ウソ・ホント

下のエントリでも触れましたが、ワタシがECOさんの詞にどうして心動かされないのか、というと、ワタシにとって、あまりに言葉の選び方が直接的、ってことがある。
それはあの人が書くどのテーマに関しても同じなんだよなー。恋愛系もそうじゃない分野も。どんなジャンルの詞を書いても、なんか「日本語の奥深さ」っつーものを感じない。プロなのに、悪い意味でプロっぽくないっつーか。
あ、難しい言葉を使うってことじゃないよ!そういうことじゃないの。
例えば、好き、ってことを、「好き」という言葉で表現しちゃいそうな大雑把な言語感覚を感じる。
もしECOさんの詞がストリッパーだったら、パッパと服脱いじゃって、余韻とかなにもなさそうじゃない?チラリズムとか焦らしとか演出ゼロ、みたいな。擬人化したらそんな感じ(笑)。
言葉の中に「間」が感じられないの。人の心に生まれる「間」の中に潜む、ためらい、はじらい、とまどい、おそれ。そういうものが全然感じられない。歌詞の内容とは関係なく、言葉のチョイスそのものの問題ね。

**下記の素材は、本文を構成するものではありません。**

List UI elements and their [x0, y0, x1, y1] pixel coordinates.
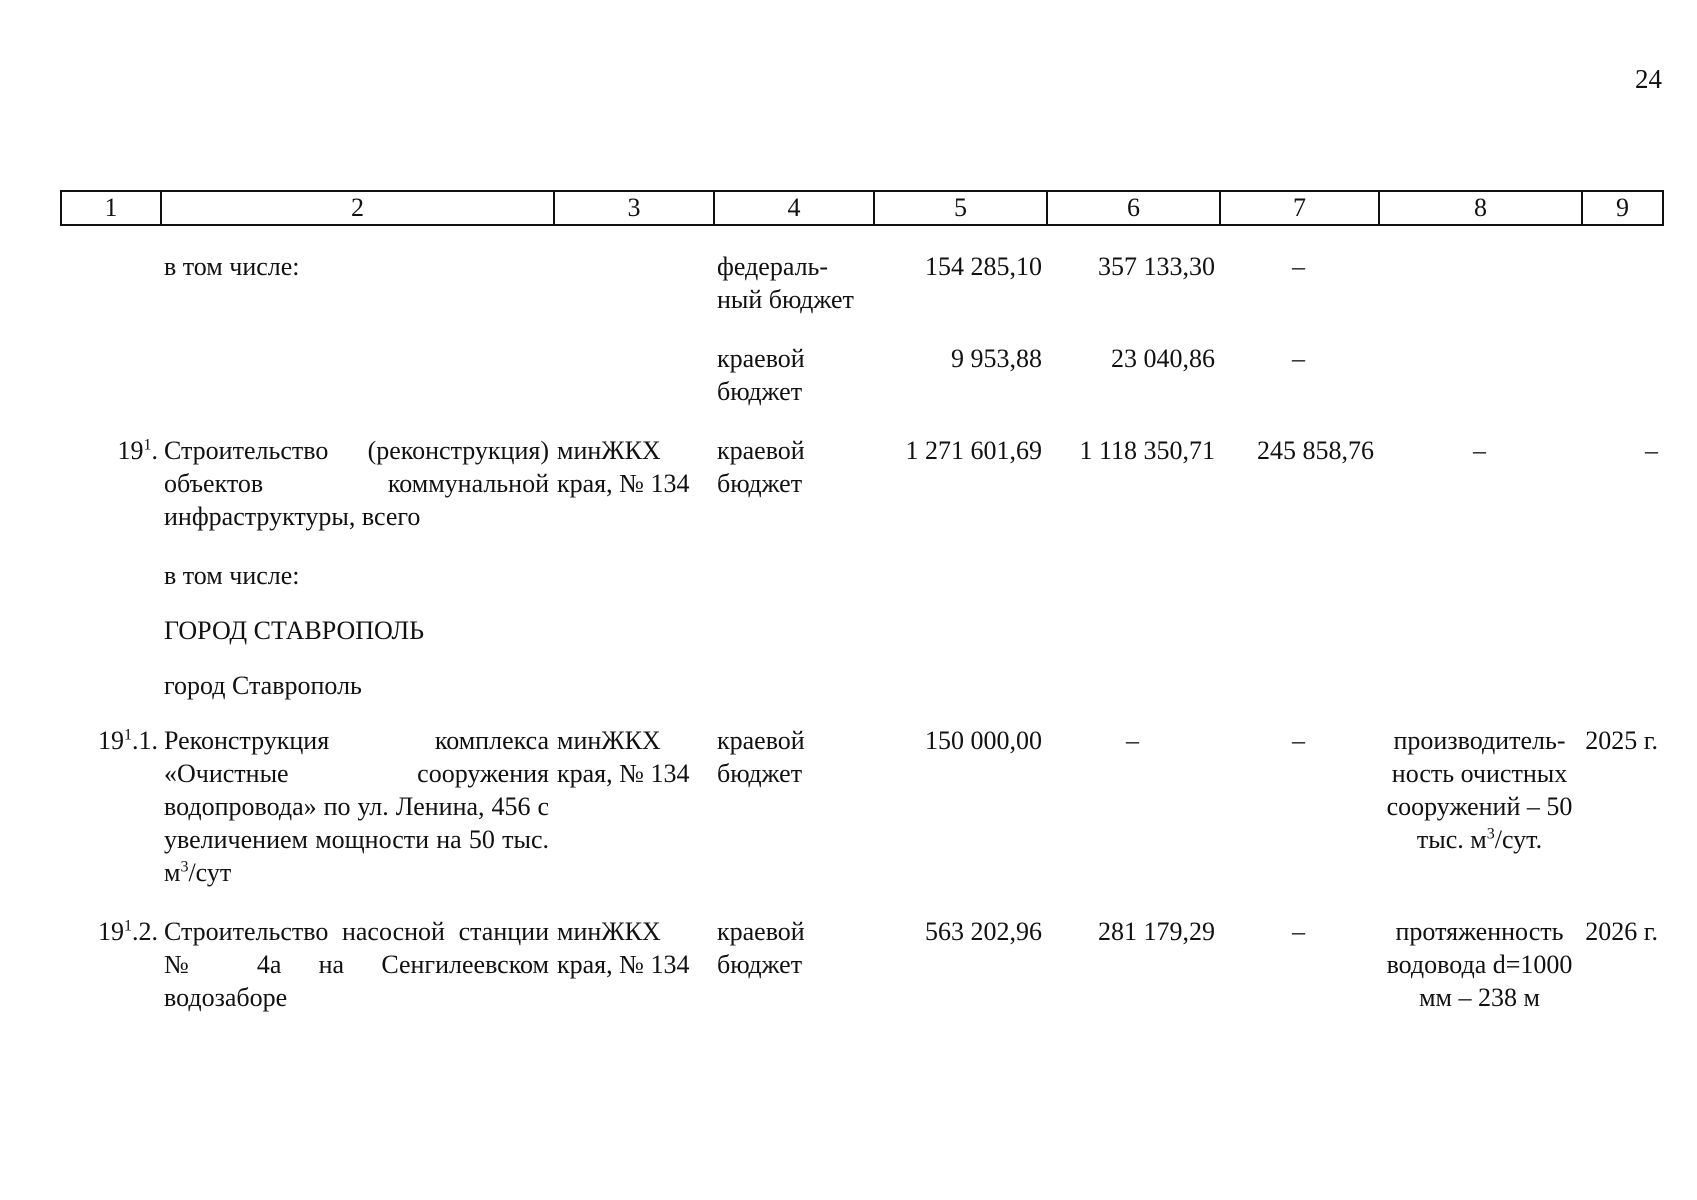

シンガソングライターは、歌う人のパーソナリティー込みで書くから、稚拙な詞でも構わないと思うの。歌うの本人だもん。
でも、作詞家として、本人のパーソナリティーが必要とされない曲の作詞をするんだったら、もう少し、いや、もうだいぶ(笑)技術と機微が必要だとワタシは感じる。虚構だからこそ、「緻密に計算された自然さ」が欲しい。
虚構だからこそ、単なる写実的な言葉以上に共感することが出来る時があるわけで。
特に作詞って、単なる言語の写実表現では見えない部分を引き出し、それを装飾したりそぎ落としたりして、言葉を紡ぎ上げることで、感じる「何か」ってあるからさー。
どんなに物理的に生活が豊かになっても、人には、小説だったり漫画だったり歌だったり演劇だったりっていう「嘘」が必要なのは、そういうものによって得られる「心の真実」が欲しいからじゃないのかな。
そして、それを与えてくれるプロの作詞家さんをワタシは支持したいな、と思うわけです。だーかーらー、SPIN先ー生ーもどってきてえええ!!!(切!実!)